Ой, подумал Эрнест. Но держал голову высоко и смотрел на приближающегося Мергеша.
— Да, я тебя слышал. Ты сказал «Geh Gesunter Heit». И я знаю, что это значит — разве ты не знал, что я хорошо говорю по-немецки? Ты меня благословил. Хоть ты и не думал, что я услышу, ты пожелал мне уйти в добром здоровье. И я тронут твоим пожеланием. Очень тронут. Я знаю, что тебе пришлось из-за меня пережить. Я знаю, как сильно ты хочешь освободить эту женщину — не только ради нее, но и ради себя самого. И даже после всех огромных усилий, даже не зная, удалось ли тебе загладить причиненное зло, ты нашел в себе достаточно благородства, любви и доброты, чтобы пожелать мне здоровья. Это, может быть, самый щедрый дар в моей жизни. Прощай, друг.
— Прощай, Мергеш, — сказал Эрнест, глядя, как кот удаляется, уже бодрее, грациозной, кошачьей походкой. И подумал: «Это мне кажется, или он сильно уменьшился?»
— Может, мы еще встретимся, — сказал Мергес, не сбиваясь с шага. — Я подумываю осесть в Калифорнии.
— Я обещаю, Мергеш, — крикнул Эрнест ему вслед. — Буду тебя хорошо кормить. Жареный краб и кинза каждую ночь.
Опять воцарилась темнота. Следующее, что увидел Эрнест, было розовое свечение восхода. Теперь я знаю, что такое «ночь после трудного дня», подумал он, сел в кровати, потянулся и стал глядеть на спящую Артемиду. Он был уверен, что Мергеш покинет измерение снов. А остальная часть проклятия? Они про это не говорили. Несколько минут Эрнест обдумывал перспективы — связь с женщиной, которая так часто бывает сексуально ненасытной, дикой. Он тихо выскользнул из кровати, оделся и пошел вниз.
Артемида, услышав его шаги, крикнула:
— Эрнест, не уходи! Что-то изменилось. Я свободна, я знаю. Я чувствую. Не уходи, пожалуйста. Уже не надо.

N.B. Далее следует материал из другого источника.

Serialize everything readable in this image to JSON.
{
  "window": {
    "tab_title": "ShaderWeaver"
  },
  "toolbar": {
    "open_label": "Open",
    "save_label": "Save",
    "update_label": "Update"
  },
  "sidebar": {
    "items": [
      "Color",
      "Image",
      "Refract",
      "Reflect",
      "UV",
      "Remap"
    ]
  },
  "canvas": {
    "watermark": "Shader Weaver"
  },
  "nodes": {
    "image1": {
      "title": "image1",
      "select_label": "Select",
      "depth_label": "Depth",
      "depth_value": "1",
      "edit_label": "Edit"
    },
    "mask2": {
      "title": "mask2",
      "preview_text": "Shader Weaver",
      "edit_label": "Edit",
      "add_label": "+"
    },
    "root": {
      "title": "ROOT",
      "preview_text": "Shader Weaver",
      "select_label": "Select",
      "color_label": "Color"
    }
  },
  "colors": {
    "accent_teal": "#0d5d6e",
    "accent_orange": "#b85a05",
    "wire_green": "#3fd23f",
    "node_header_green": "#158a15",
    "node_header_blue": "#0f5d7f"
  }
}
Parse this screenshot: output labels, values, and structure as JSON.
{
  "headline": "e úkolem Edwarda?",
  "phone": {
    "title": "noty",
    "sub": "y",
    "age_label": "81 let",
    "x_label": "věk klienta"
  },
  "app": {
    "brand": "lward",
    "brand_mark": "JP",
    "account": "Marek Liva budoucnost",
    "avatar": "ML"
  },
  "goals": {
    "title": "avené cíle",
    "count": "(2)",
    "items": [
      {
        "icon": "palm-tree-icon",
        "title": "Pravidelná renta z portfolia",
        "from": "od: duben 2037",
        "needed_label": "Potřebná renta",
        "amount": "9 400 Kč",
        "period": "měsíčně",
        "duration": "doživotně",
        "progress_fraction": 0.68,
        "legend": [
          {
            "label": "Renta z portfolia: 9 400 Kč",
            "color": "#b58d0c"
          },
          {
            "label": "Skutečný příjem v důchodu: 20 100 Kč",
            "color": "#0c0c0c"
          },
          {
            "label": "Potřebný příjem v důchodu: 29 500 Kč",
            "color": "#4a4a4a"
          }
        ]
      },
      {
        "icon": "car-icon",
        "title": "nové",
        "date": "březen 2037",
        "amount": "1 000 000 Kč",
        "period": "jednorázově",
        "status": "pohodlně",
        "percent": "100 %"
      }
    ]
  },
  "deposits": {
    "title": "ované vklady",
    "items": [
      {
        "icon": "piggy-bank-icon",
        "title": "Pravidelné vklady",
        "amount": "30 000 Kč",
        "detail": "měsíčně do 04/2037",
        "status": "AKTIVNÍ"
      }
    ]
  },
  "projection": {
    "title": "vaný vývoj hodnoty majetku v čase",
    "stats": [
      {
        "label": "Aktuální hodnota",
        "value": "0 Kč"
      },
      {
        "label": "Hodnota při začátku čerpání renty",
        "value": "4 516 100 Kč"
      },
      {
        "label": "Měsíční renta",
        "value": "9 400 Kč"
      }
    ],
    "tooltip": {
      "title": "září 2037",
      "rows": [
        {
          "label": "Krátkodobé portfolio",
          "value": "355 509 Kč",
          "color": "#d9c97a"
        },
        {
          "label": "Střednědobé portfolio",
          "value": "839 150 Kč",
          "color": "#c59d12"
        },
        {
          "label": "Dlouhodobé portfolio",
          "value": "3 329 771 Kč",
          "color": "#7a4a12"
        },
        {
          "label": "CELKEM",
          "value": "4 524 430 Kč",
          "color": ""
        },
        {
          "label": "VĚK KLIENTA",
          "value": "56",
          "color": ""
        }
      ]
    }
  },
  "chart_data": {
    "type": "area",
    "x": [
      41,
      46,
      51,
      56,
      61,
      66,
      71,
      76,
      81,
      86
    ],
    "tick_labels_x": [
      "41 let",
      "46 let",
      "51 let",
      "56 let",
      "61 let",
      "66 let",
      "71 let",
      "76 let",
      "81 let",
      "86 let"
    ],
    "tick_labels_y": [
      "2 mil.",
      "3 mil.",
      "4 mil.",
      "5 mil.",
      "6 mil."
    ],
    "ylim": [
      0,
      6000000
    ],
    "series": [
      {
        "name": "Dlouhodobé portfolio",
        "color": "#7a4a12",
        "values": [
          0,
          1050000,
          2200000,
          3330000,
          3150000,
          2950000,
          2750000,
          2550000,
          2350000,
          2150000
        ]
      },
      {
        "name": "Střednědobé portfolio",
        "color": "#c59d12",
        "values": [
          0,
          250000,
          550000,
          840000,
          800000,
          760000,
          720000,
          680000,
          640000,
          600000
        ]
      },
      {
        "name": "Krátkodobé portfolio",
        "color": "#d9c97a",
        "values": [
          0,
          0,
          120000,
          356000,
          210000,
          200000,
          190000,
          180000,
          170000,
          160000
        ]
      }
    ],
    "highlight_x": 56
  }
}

— Я иду за завтраком. Десять минут, — крикнул Эрнест от парадной двери. — Мне срочно нужен бублик с большим количеством семечек и плавленым сыром. Вчера я видел тут поблизости магазин.
Он как раз отпирал машину, когда в спальне открылось окно и послышался голос Артемиды.
— Эрнест, не забудь, я веганка. Никакого сыра. Возьми мне…
— Я знаю. Авокадо. Я запомнил.
От автора
В этой книге я пытался быть одновременно рассказчиком и учителем. В случаях, когда эти две роли противоречили друг другу и мне приходилось выбирать между сочным педагогическим комментарием и поддержанием захватывающего ритма сюжета, я почти всегда решал в пользу сюжета и пытался выполнять свою учительскую миссию через косвенные рассуждения.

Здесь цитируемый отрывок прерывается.